Breakdown of Puer os aperit, et medica dentes eius spectat.
Questions & Answers about Puer os aperit, et medica dentes eius spectat.
Where is the word for the or a?
Latin has no articles, so there is no separate word for the or a/an.
So:
- puer can mean the boy or a boy
- medica can mean the female doctor or a female doctor
Context tells you which is natural in English.
Why isn’t there a word for his in puer os aperit?
Latin often omits a possessive when it is obvious, especially with body parts or very close personal belongings.
So puer os aperit literally says the boy opens [the] mouth, but the natural sense is the boy opens his mouth.
If Latin wanted to make the possession explicit, it could do so, but here it is unnecessary.
What case is puer, and why?
Puer is nominative singular.
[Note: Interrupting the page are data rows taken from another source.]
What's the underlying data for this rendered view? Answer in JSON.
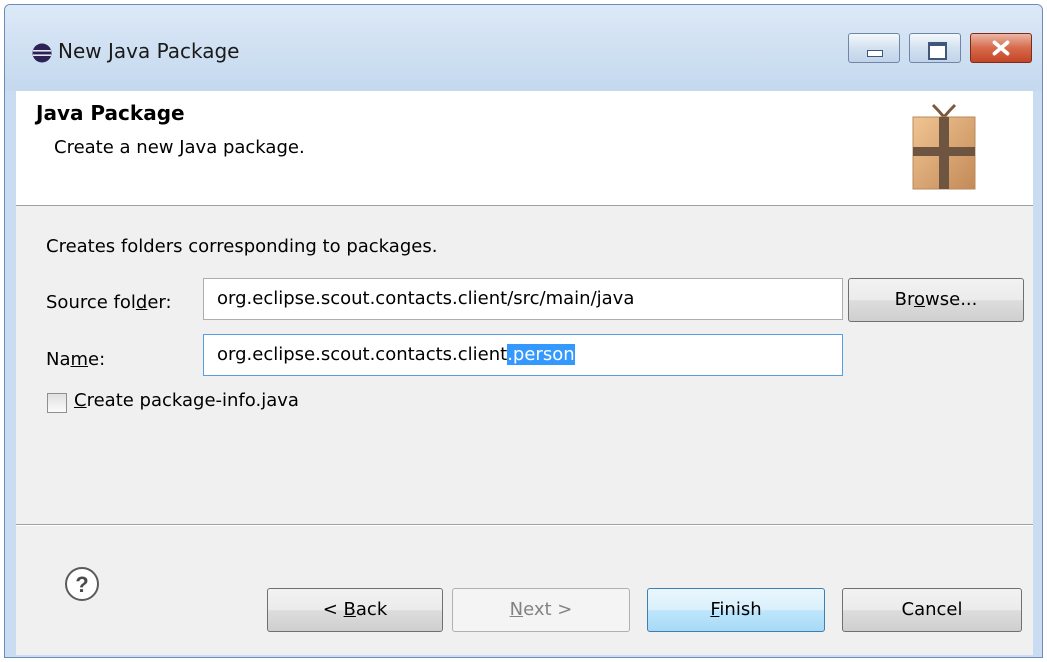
{
  "window": {
    "title": "New Java Package"
  },
  "header": {
    "title": "Java Package",
    "description": "Create a new Java package."
  },
  "form": {
    "info": "Creates folders corresponding to packages.",
    "source_folder": {
      "label_pre": "Source fol",
      "label_mnemonic": "d",
      "label_post": "er:",
      "value": "org.eclipse.scout.contacts.client/src/main/java"
    },
    "browse": {
      "pre": "Br",
      "mnemonic": "o",
      "post": "wse..."
    },
    "name": {
      "label_pre": "Na",
      "label_mnemonic": "m",
      "label_post": "e:",
      "value_unselected": "org.eclipse.scout.contacts.client",
      "value_selected": ".person"
    },
    "create_package_info": {
      "mnemonic": "C",
      "label_rest": "reate package-info.java",
      "checked": false
    }
  },
  "footer": {
    "back": {
      "pre": "< ",
      "mnemonic": "B",
      "post": "ack"
    },
    "next": {
      "mnemonic": "N",
      "post": "ext >"
    },
    "finish": {
      "mnemonic": "F",
      "post": "inish"
    },
    "cancel": "Cancel",
    "help_icon": "question-circle-icon"
  },
  "colors": {
    "selection": "#3399ff",
    "titlebar": "#c4d8ee",
    "close_button": "#c44526"
  }
}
It is the subject of aperit, the one doing the action.
Dictionary form:
- puer, pueri = boy
This is a second-declension masculine noun, one of the -er nouns.
What does the -t ending mean in aperit and spectat?
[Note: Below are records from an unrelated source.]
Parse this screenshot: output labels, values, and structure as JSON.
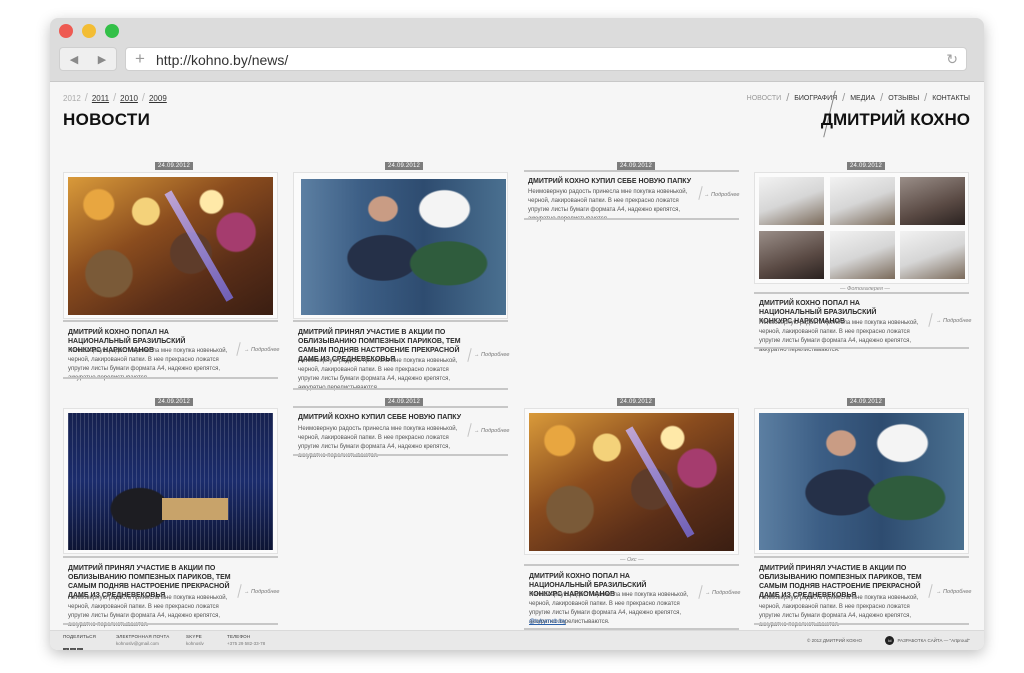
{
  "browser": {
    "url": "http://kohno.by/news/",
    "back_icon": "back-arrow-icon",
    "forward_icon": "forward-arrow-icon",
    "new_tab_icon": "plus-icon",
    "reload_icon": "reload-icon"
  },
  "header": {
    "years": [
      "2012",
      "2011",
      "2010",
      "2009"
    ],
    "title": "НОВОСТИ",
    "nav": [
      "НОВОСТИ",
      "БИОГРАФИЯ",
      "МЕДИА",
      "ОТЗЫВЫ",
      "КОНТАКТЫ"
    ],
    "site_name": "ДМИТРИЙ КОХНО"
  },
  "cards": [
    {
      "date": "24.09.2012",
      "title": "ДМИТРИЙ КОХНО ПОПАЛ НА НАЦИОНАЛЬНЫЙ БРАЗИЛЬСКИЙ КОНКУРС НАРКОМАНОВ",
      "text": "Неимоверную радость принесла мне покупка новенькой, черной, лакированой папки. В нее прекрасно ложатся упругие листы бумаги формата А4, надежно крепятся, аккуратно перелистываются.",
      "more": "Подробнее"
    },
    {
      "date": "24.09.2012",
      "title": "ДМИТРИЙ ПРИНЯЛ УЧАСТИЕ В АКЦИИ ПО ОБЛИЗЫВАНИЮ ПОМПЕЗНЫХ ПАРИКОВ, ТЕМ САМЫМ ПОДНЯВ НАСТРОЕНИЕ ПРЕКРАСНОЙ ДАМЕ ИЗ СРЕДНЕВЕКОВЬЯ",
      "text": "Неимоверную радость принесла мне покупка новенькой, черной, лакированой папки. В нее прекрасно ложатся упругие листы бумаги формата А4, надежно крепятся, аккуратно перелистываются.",
      "more": "Подробнее"
    },
    {
      "date": "24.09.2012",
      "title": "ДМИТРИЙ КОХНО КУПИЛ СЕБЕ НОВУЮ ПАПКУ",
      "text": "Неимоверную радость принесла мне покупка новенькой, черной, лакированой папки. В нее прекрасно ложатся упругие листы бумаги формата А4, надежно крепятся, аккуратно перелистываются.",
      "more": "Подробнее"
    },
    {
      "date": "24.09.2012",
      "caption": "Фотогалерея",
      "title": "ДМИТРИЙ КОХНО ПОПАЛ НА НАЦИОНАЛЬНЫЙ БРАЗИЛЬСКИЙ КОНКУРС НАРКОМАНОВ",
      "text": "Неимоверную радость принесла мне покупка новенькой, черной, лакированой папки. В нее прекрасно ложатся упругие листы бумаги формата А4, надежно крепятся, аккуратно перелистываются.",
      "more": "Подробнее"
    },
    {
      "date": "24.09.2012",
      "title": "ДМИТРИЙ ПРИНЯЛ УЧАСТИЕ В АКЦИИ ПО ОБЛИЗЫВАНИЮ ПОМПЕЗНЫХ ПАРИКОВ, ТЕМ САМЫМ ПОДНЯВ НАСТРОЕНИЕ ПРЕКРАСНОЙ ДАМЕ ИЗ СРЕДНЕВЕКОВЬЯ",
      "text": "Неимоверную радость принесла мне покупка новенькой, черной, лакированой папки. В нее прекрасно ложатся упругие листы бумаги формата А4, надежно крепятся, аккуратно перелистываются.",
      "more": "Подробнее"
    },
    {
      "date": "24.09.2012",
      "title": "ДМИТРИЙ КОХНО КУПИЛ СЕБЕ НОВУЮ ПАПКУ",
      "text": "Неимоверную радость принесла мне покупка новенькой, черной, лакированой папки. В нее прекрасно ложатся упругие листы бумаги формата А4, надежно крепятся, аккуратно перелистываются.",
      "more": "Подробнее"
    },
    {
      "date": "24.09.2012",
      "caption": "Окс",
      "title": "ДМИТРИЙ КОХНО ПОПАЛ НА НАЦИОНАЛЬНЫЙ БРАЗИЛЬСКИЙ КОНКУРС НАРКОМАНОВ",
      "text": "Неимоверную радость принесла мне покупка новенькой, черной, лакированой папки. В нее прекрасно ложатся упругие листы бумаги формата А4, надежно крепятся, аккуратно перелистываются.",
      "more": "Подробнее",
      "tag": "@tukymob.by"
    },
    {
      "date": "24.09.2012",
      "title": "ДМИТРИЙ ПРИНЯЛ УЧАСТИЕ В АКЦИИ ПО ОБЛИЗЫВАНИЮ ПОМПЕЗНЫХ ПАРИКОВ, ТЕМ САМЫМ ПОДНЯВ НАСТРОЕНИЕ ПРЕКРАСНОЙ ДАМЕ ИЗ СРЕДНЕВЕКОВЬЯ",
      "text": "Неимоверную радость принесла мне покупка новенькой, черной, лакированой папки. В нее прекрасно ложатся упругие листы бумаги формата А4, надежно крепятся, аккуратно перелистываются.",
      "more": "Подробнее"
    }
  ],
  "footer": {
    "social_label": "ПОДЕЛИТЬСЯ",
    "social_icons": [
      "f",
      "t",
      "in"
    ],
    "email_label": "ЭЛЕКТРОННАЯ ПОЧТА",
    "email": "kohnoslv@gmail.com",
    "skype_label": "SKYPE",
    "skype": "kohnoslv",
    "phone_label": "ТЕЛЕФОН",
    "phone": "+375 29 582-33-78",
    "copyright": "© 2012 ДМИТРИЙ КОХНО",
    "dev_label": "РАЗРАБОТКА САЙТА — \"Artproud\""
  }
}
The -t ending means third person singular in the present tense:
- aperit = he opens / she opens / it opens
- spectat = he looks at / she looks at / it looks at
Because the subjects are singular:
- puer → singular
- medica → singular
the verbs are singular too.
What case is os, and why doesn’t it look different from the subject form?
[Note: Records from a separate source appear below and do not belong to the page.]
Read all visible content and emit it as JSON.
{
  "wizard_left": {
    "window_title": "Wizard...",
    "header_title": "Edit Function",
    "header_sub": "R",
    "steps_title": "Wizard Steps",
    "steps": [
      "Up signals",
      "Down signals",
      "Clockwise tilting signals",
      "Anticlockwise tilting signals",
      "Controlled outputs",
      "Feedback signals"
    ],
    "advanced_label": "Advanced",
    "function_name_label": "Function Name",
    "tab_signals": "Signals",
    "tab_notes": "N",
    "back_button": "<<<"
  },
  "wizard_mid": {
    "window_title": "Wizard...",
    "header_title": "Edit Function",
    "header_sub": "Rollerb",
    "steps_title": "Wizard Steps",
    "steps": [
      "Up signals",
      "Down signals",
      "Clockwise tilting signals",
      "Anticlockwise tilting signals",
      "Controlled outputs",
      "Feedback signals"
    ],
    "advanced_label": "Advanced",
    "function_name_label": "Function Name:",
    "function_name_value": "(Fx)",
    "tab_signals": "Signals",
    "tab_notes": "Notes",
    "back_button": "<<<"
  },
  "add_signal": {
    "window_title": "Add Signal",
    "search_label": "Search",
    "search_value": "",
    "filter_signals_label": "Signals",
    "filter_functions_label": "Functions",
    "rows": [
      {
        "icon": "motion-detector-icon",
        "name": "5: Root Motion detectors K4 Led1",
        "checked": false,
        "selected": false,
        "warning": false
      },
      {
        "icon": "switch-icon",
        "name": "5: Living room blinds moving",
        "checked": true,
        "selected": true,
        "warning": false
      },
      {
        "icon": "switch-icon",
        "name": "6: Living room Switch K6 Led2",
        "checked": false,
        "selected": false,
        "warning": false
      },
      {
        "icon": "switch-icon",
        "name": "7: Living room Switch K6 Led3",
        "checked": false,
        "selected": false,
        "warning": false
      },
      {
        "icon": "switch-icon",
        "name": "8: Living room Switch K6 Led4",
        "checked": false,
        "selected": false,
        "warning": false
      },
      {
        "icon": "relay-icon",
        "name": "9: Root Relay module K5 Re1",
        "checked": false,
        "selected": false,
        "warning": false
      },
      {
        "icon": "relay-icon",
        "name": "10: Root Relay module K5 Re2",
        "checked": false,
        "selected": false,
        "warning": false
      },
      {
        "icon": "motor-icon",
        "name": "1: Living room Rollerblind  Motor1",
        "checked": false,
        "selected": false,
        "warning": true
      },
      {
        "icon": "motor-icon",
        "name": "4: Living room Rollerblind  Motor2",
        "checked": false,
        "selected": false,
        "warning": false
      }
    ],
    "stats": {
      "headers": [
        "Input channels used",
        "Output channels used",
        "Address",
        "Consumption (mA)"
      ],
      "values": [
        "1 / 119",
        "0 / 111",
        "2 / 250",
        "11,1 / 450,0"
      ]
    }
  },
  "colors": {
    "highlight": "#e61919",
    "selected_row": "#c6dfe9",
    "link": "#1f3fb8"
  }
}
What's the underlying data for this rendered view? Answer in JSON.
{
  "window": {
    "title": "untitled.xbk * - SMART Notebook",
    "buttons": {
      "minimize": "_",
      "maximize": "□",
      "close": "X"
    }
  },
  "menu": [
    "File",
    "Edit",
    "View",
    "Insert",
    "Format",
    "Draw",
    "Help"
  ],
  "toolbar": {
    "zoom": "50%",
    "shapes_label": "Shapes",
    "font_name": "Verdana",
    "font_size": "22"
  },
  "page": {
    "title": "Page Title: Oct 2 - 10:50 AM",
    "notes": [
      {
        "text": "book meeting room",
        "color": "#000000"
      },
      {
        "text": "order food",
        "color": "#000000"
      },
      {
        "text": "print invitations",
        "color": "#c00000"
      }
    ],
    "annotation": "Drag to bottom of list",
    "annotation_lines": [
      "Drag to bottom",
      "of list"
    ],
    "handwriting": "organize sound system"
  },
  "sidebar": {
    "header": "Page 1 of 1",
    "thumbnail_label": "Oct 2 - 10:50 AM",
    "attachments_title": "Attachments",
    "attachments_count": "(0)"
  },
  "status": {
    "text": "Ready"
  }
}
Here os is accusative singular, because it is the direct object of aperit.
The tricky part is that os is a neuter noun, and in Latin neuter nominative and accusative are always the same in form.
So:
- nominative singular: os
- accusative singular: os
That is why the form does not change.
This noun is:
- os, oris = mouth
Does os mean mouth here, not bone?
Yes, here it means mouth.
Latin actually has two different nouns spelled os in the nominative singular:
- os, oris = mouth
- os, ossis = bone
They are different words with different genitives. In this sentence, the context makes mouth the only sensible meaning: the boy opens his mouth.
Why is it medica and not medicus?
Medica is the feminine nominative singular form, so it means a female doctor or woman doctor.
- medicus = male doctor
- medica = female doctor
Here it is being used as a noun, even though historically it is related to an adjective. Latin often does that.
What case are dentes and eius?
- dentes is accusative plural
- eius is genitive singular
Why?
dentes
It is the direct object of spectat:
- the doctor looks at / examines the teeth
Dictionary form:
- dens, dentis = tooth
So:
- nominative singular: dens
- accusative plural: dentes
eius
This means his / her / its or more literally of him / of her / of it. It is in the genitive, because it shows possession:
- dentes eius = his teeth
Why is it eius instead of suos?
This is a very important Latin point.
Suus, sua, suum refers back to the subject of its own clause.
In the second clause, the subject is medica. So:
- medica dentes suos spectat would mean the doctor examines her own teeth
But that is not what is meant. The teeth belong to the boy, not to the doctor. So Latin uses:
- eius = his / her, referring to someone other than the subject of this clause
That is why eius is correct here.
Does spectat really mean examines?
Its basic meaning is looks at, watches, or observes.
But in context, especially with a doctor and teeth, English naturally says examines. So:
- spectat literally: looks at
- natural English here: examines
This is very common in translation: the Latin word may be simpler than the most natural English wording.
How does the word order work in this sentence?
The word order here is fairly straightforward, but Latin word order is generally more flexible than English word order because the endings show what each word is doing.
This sentence is:
- Puer os aperit
- et medica dentes eius spectat
That is roughly:
- subject – object – verb
- and subject – object – possessive – verb
Latin often likes to put the verb near the end, as it does here, but it does not have to.
Because the cases already show the grammar, Latin can move words around for emphasis more easily than English can.